The site is rovaniemi.fi /santa /midres /english /history /hist _mai.htm; and it gives a brief history of the origins of the man we know today as Santa Claus. Most of what follows is picked up nearly verbatim from that site.
Like many other customs surrounding Christmas, Santa Claus owes at least as much, if not more, to the non-Christian traditions of Europe as to Christianity itself. The Palestinian tradition on Christ mentions three wise men or the magi, but they came from the east and did not come riding on a sleigh pulled by reindeer.
According to the site mentioned above, the basis for the Christian-era Santa Claus is Bishop Nicholas of Smyrna (Izmir), in what is now Turkey. Nicholas lived in the 4th century AD. He was very rich, generous and loving toward children; often giving poor children joy by throwing gifts in through their windows. But obviously there were no reindeer here, which shows that our Santa Claus is the amalgam of many myths and traditions.
The Orthodox Church later raised St Nicholas, miracle worker, to a position of great esteem. For example, it was in his honour that Russia’s oldest church was built. For its part, the Roman Catholic Church honoured Nicholas as one who helped children and the poor. St Nicholas became the patron saint of children and seafarers. His name day is December 6.
In the Protestant areas of central and northern Germany, St Nicholas later became known as `der Weinachtsmann.’ In England he came to be called Father Christmas. St Nicholas made his way to the United States with Dutch immigrants, and began to be referred to as Santa Claus.

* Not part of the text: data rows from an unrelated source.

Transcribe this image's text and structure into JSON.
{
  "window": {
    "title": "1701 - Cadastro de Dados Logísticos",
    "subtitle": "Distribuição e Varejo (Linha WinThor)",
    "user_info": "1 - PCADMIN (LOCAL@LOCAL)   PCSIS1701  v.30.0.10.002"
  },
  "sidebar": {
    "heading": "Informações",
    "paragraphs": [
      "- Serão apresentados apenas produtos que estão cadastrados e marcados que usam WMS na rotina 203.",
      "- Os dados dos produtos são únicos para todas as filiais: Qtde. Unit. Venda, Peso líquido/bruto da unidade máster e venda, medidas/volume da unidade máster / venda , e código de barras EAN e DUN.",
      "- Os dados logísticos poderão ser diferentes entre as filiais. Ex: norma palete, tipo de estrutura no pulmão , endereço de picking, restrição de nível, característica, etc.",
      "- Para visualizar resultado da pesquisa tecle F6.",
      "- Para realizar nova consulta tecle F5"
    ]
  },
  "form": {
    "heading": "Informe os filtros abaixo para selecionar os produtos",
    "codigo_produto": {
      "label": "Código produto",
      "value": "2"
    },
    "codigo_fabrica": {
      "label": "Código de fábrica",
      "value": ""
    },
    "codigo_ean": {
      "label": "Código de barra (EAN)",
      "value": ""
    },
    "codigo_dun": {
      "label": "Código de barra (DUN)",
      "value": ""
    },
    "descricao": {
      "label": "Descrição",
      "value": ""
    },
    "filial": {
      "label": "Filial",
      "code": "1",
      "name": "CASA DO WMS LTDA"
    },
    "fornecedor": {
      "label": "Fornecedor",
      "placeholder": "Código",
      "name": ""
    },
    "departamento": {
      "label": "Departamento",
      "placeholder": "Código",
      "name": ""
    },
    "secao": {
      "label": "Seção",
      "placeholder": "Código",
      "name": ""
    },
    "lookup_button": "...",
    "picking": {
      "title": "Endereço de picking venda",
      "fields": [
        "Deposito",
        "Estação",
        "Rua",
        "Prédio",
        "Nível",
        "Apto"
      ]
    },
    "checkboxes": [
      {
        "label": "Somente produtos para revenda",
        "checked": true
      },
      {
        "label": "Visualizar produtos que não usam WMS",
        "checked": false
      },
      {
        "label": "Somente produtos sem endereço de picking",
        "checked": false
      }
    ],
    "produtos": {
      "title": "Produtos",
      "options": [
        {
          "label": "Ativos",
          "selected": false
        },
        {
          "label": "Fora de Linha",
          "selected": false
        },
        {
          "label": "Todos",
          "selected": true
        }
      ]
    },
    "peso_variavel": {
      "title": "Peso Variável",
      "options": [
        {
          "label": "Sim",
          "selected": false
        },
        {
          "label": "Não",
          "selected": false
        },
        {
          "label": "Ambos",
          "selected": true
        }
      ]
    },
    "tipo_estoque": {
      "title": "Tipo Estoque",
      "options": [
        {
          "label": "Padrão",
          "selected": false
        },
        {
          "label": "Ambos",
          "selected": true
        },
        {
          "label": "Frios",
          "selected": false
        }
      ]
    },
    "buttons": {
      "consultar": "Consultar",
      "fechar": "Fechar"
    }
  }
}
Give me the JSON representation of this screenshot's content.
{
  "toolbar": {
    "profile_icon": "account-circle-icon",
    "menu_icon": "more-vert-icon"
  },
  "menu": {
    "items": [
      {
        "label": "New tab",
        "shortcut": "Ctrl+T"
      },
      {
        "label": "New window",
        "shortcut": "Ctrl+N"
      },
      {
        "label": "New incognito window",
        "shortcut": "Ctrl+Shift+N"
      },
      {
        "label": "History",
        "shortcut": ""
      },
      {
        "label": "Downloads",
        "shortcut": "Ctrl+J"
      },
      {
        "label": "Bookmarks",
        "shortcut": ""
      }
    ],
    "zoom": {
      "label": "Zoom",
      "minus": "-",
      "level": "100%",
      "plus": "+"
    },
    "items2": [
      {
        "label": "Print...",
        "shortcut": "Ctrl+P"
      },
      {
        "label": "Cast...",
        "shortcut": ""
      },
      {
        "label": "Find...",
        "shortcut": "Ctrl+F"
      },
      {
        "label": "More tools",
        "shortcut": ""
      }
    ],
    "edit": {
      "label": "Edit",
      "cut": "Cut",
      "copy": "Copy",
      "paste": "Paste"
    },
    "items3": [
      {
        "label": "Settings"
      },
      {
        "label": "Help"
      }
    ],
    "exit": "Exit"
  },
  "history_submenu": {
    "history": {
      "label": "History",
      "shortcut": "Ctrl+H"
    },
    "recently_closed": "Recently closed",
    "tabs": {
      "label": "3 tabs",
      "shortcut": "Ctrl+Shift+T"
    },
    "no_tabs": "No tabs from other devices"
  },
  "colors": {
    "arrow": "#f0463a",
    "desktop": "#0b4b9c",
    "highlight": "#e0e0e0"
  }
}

In North American poetry and illustrations, Santa Claus, in his white beard, red jacket and pompom-topped cap, would sally forth on the night before Christmas in his sleigh, pulled by eight reindeer, and climb down chimneys to leave his gifts in stockings children set out on the fireplace’s mantelpiece. Even this tradition is of extremely modern vintage.
To children curious to know where Santa Claus actually came from, the answer was that he lived at the North Pole, where his Christmas-gift workshop was also located. Only in 1925 was it realised that this could not be so, since grazing reindeer would not be possible at the North Pole.
So, newspapers `revealed’ that Santa Claus, in fact, lived in Finnish Lapland. "Uncle Markus", Markus Rautio, who compered the popular "Children’s hour" on Finnish public radio, revealed the great secret for the first time in 1927: Santa Claus lives on Lapland’s Korvatunturi — "Ear Fell".
According to Santa’s web site, the fell, which is situated directly on Finland’s eastern frontier, somewhat resembles a hare’s ears — which are in fact Santa Claus’s ears, with which he listens to hear if the world’s children are being nice. Santa has the assistance of a busy group of elves, who have quite their own history in Scandinavian legend.
Since the 1950s, Santa has happily sojourned at Napapiiri, near Rovaniemi, at times other than Christmas, to meet children and the young at heart. By 1985, his visits to Napapiiri had become so regular that he established his own Santa Claus office there. He comes there every day of the year, to hear what children want for Christmas and to talk with children who have arrived from around the world. Santa Claus Village is also the location of Santa’s main Post Office, which receives children’s letters from the four corners of the world.